Вот и теперь не успела баба Ксения добраться до злополучной вершины, как услышала из-за забора глухую ругань Новичковой с мужем — в своей загородке они всегда вели себя тихо. Он обрубал сучки, а она перебрасывала их обратно через забор бабы Ксении. На не тронутую тополем вишню. Баба Ксения остановилась.
— Вот сюда-то бы вот — и всех кроликов передавила бы, горбуха… — шкворчала Новичкова. — А все ты! Чего молчишь! Надо было давно спилить. Как первый упал, так сразу и остальные надо было. Понятно же, что к нам он упадет. Он стоял наклоненный… Чего молчишь? — пыхтя, бросила она очередную ветку.
Ветка застряла в колючей проволоке, Новичкова залезла на что-то, стала спихивать и увидела бабу Ксению.
— От! Стара фарья, сектантка чертова! — будто бы даже обрадовалась она и крепче ухватилась за забор. — Что я тебе говорила! Что вот теперь? Кто чинить будет?! У нас тут вон чего теперь.
Не совсем было понятно, почему она злилась на бабу Ксению.

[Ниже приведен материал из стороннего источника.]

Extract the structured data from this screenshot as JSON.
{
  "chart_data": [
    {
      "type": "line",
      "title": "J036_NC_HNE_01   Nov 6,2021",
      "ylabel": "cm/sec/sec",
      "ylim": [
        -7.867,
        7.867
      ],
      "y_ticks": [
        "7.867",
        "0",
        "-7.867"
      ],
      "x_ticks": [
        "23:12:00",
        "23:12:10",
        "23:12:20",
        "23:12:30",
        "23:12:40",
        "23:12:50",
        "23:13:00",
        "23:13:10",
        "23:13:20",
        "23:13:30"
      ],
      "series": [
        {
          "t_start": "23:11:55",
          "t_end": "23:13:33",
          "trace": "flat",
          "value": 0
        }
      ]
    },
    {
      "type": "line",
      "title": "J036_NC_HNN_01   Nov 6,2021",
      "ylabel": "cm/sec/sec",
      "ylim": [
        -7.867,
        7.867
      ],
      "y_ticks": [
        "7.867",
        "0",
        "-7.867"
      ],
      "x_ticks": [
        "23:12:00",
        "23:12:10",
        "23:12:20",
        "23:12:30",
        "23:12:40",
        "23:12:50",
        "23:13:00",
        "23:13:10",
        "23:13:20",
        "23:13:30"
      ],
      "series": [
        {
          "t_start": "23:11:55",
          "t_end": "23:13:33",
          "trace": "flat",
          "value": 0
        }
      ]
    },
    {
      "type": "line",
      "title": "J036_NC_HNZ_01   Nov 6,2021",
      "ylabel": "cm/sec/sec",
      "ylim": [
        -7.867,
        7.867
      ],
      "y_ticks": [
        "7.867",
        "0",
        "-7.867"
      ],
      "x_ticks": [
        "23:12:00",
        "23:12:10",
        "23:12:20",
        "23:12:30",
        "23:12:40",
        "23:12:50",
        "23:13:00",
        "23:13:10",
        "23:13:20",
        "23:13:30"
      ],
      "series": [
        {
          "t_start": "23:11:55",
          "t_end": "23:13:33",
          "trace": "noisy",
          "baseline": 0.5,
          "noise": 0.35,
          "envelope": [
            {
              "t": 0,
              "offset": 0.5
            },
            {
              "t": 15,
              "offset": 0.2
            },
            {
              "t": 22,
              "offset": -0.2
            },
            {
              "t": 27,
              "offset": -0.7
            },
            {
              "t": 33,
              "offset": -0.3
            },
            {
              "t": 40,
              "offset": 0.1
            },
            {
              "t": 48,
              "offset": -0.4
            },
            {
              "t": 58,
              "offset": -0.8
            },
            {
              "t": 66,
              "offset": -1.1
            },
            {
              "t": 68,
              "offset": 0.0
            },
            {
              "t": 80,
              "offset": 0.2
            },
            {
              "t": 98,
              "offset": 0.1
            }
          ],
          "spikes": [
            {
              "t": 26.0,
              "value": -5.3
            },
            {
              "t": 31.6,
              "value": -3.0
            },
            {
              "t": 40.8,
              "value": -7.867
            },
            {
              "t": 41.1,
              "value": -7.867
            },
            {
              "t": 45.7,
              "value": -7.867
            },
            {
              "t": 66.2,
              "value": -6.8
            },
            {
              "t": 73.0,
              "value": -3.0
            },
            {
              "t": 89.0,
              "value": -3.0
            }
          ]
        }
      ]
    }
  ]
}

Тополя были общие. Когда заводской дом строили, дед Моисей, покойный муж бабы Ксении, принес из леса эти деревца, и мужики посадили их вдоль сараев. Красиво было. Пока тополя не начали падать. Но спилить их Новичковой не дали. Бабы встали на защиту. И не из-за красоты, а просто назло Новичковой. Баба Ксения к этому никакого отношения не имела. Орать, правда, на нее можно было сколько угодно. Она никогда не отвечала.
— Что же ты шипишь-то, Анька, поправлю я тебе забор… — Тихонов подходил из-за бабы Ксении с топором в руках.
— Ты попра-а-авишь! — ехидно передразнила Новичкова. — От тебя дождешься! Глаза-то с обеда небось зальешь! Поправит он! Я про этот тополь сколько говорила! Вот пусть он на твой сарай упадет!
Она еще что-то бурчала из-за забора, желая оставить свое слово последним, но Тихонов ее не слушал, стал обрубать толстые, мясистые сучья. Потом повернулся к старухе:
— Ты иди, баба Ксеня, я тут сам потихонечку. У тебя двуручка вроде была?
— Возьми, возьми, Миша, там у деда висит. — Она еще раз оглядела свою разруху. В тревожном утреннем солнце, пробившемся из-под темных мокрых туч, все стало еще виднее — и замятые кусты георгинов, и свежесломанные яблони и вишни. — Цветы-то, вот смотри, тут… — Баба Ксеня всегда говорила очень тихо.
Миша забрал двуручную пилу, сходил к себе в сарай, развел, наточил. Обе рукоятки скрепил меж собой палкой и аккуратно умотал изолентой. Чтоб не играла, когда один пилишь, и пошел уже было к тополю, но остановился.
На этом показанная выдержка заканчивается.